June 25, 2007
No summary available.
By Anne Holland, Content Director
MarketingSherpa reader Raquel Hirsch of Hirsch Strategies Inc. in Vancouver just wrote in response to my blog last week about MySpace and Facebook replacing email for Gen Y:
"I have two daughters, both away at University. For the last few years (one is on her second degree), whenever I *absolutely* had to get them to get back to me on something, I would text message them (as an "over 40," it motivated me to learn how to do it :>).
However, as you point out, since both have been home for the last few weeks I've noticed they are constantly not only checking their Facebook account, but updating their profiles and messaging (so, being a persistent mum, I got an account ... now I just have to get them to agree to link up with me ... but that's a different story).
BUT, and it's a huge but, my youngest commented to me this weekend that there is starting to be too much spam on Facebook and that she is starting to delete messages without reading."
The first thing I did when I received this note from Raquel was to call across the office to our college intern, "Hey, do you ever get spam in your Facebook account?"
Why, yes, she answered. In fact, she got her first Facebook spam just last Wednesday.
The spam message came from a friend. "Well, he's not a real friend, he's a Facebook friend," she explained. The difference? Through various Web 2.0-style connections, this young man joined a Facebook group that our intern was a member of. And now he's starting to post what she considers spam -- in this case a promotional message for White Stripes.
She doesn't think it's the band's fault, or the marketing team behind the band. She just blames the young man. There's little anger, just bland resignation.
Will she stop joining Facebook groups now that members sometimes post spam? "Oh, no. Of course, I'll continue to join groups. You get these invitations all the time, and it's rude not to say yes. If I don't like something I can just delete it."
And that's the crux of the matter.
Best practices in email permission (I'm almost tempted to say "good old-fashioned email permission") dictate that you only send messages to consumers who have eagerly raised their hands by proactively giving you their email addresses and perhaps checking a special box.
However, now Gen Y increasingly uses their Facebook or MySpace accounts as their primary online personal messaging accounts, leaving traditional email, together with traditional permission, behind in the dust.
What's Facebook permission? Well, it's a lot like classic email discussion groups, where once you join a group you'll get all the messages sent within that group. If you're not interested, you have to leave the group.
However, the difference now is, it's often personal. Your groups may have been started or initiated by a personal friend or a friend of a friend.
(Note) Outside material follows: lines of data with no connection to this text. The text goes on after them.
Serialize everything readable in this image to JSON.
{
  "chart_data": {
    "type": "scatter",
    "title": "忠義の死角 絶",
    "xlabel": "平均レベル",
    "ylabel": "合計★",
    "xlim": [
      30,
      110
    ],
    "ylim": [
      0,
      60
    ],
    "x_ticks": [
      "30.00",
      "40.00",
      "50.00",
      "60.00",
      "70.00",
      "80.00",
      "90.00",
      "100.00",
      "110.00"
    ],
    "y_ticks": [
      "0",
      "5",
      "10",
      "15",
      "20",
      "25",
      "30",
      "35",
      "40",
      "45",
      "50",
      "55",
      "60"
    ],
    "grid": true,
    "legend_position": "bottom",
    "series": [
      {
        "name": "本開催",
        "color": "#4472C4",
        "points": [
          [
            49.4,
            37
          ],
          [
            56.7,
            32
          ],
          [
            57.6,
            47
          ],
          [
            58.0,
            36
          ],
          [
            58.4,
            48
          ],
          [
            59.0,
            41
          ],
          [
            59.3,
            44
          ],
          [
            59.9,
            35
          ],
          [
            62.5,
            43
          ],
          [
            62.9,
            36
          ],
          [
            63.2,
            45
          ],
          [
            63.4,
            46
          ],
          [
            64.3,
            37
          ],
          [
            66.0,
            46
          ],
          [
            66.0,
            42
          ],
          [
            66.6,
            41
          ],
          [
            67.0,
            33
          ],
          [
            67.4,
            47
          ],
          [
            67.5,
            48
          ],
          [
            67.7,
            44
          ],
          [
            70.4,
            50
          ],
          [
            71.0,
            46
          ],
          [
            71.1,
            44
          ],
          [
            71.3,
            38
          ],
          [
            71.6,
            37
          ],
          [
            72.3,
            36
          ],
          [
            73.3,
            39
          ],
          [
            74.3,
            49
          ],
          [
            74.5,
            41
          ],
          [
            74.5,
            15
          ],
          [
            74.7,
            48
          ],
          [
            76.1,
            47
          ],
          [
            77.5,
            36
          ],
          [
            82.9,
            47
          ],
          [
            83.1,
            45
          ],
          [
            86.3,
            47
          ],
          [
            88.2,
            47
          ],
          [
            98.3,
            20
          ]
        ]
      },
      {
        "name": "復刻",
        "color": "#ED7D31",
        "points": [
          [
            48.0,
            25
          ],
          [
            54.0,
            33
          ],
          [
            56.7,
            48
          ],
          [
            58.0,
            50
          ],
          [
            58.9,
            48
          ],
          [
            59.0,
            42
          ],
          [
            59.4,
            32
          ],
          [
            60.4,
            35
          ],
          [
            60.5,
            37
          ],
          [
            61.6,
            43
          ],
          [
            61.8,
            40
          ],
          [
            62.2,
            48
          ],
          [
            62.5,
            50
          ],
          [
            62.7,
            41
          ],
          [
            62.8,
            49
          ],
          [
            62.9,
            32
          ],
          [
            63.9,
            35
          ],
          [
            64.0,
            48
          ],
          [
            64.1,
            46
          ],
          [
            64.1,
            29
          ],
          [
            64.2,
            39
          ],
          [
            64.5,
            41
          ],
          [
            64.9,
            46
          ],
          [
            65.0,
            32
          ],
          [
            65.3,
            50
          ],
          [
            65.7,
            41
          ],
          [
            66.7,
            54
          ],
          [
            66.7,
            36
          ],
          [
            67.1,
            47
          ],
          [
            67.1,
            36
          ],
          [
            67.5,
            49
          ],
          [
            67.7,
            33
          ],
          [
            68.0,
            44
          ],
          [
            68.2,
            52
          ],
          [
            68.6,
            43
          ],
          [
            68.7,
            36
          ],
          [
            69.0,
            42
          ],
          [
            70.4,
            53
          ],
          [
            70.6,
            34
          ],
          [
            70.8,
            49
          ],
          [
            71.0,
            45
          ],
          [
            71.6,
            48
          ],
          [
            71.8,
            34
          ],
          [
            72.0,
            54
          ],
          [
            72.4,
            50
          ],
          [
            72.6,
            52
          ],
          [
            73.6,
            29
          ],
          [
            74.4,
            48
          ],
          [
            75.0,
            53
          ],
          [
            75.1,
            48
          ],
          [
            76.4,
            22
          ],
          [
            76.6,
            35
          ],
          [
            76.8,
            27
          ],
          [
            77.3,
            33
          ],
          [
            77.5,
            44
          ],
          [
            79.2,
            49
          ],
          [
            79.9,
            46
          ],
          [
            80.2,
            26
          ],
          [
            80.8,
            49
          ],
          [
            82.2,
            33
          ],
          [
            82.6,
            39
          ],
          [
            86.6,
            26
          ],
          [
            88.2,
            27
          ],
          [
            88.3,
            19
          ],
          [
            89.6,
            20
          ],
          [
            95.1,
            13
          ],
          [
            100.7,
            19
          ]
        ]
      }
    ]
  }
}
And this person, or someone they know, might be personally offended if you decline an invitation to join a group … or if you leave a group.
So, as our intern explained, when she gets an invite to join another Facebook group -- which occurs about every week or so -- she politely clicks on the "join" button.
Generally, she's not joining because she wants to give "permission" to receive messages about something she's fairly interested in. She's joining because she doesn't want to decline someone and, what the heck, some of the messages might be interesting.
So, on the one hand, she's more personally connected to this group than to many email lists she might also be on. On the other hand, she may be far less interested in the group's messages than she is in email she signed up for. The permission wasn't given for the sake of the content, it was for the sake of the connection.
I can't predict how this whole thing will play out, but I can tell you that there's a whole new ballgame in permission. And spam, in any media whatsoever -- even hip hot 2.0 -- will be ignored by its recipients.